Division polynomials with Galois group SU3(3).2 = G2(2)

TL;DR

This paper proves the existence of specific degree twenty-eight covers with Galois group G2(2) using a rigidity argument and constructs related polynomials through independent methods involving algebraic geometry and motives.

Contribution

It introduces two novel constructions of degree twenty-eight polynomials with Galois group G2(2), connecting group theory, algebraic geometry, and motives.

Findings

Existence of degree twenty-eight covers with Galois group G2(2) proven.

Two independent methods for constructing related polynomials provided.

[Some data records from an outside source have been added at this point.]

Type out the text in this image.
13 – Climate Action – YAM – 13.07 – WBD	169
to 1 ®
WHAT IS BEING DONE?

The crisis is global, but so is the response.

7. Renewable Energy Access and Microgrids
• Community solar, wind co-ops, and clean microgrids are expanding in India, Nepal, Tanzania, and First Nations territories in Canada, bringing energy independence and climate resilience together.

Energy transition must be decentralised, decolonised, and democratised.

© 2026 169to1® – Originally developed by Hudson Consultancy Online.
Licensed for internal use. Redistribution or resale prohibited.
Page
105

Specializations yield interesting three-point covers and number fields.

Abstract

We use a rigidity argument to prove the existence of two related degree twenty-eight covers of the projective plane with Galois group SU3(3).2 = G2(2). Constructing corresponding two-parameter polynomials directly from the defining group-theoretic data seems beyond feasablity. Instead we provide two independent constructions of these polynomials, one from 3-division points on covers of the projective line studied by Deligne and Mostow, and one from 2-division points of genus three curves studied by Shioda. We explain how one of the covers also arises as a 2-division polynomial for a family of G2 motives in the classification of Dettweiler and Reiter. We conclude by specializing our two covers to get interesting three-point covers and number fields which would be hard to construct directly.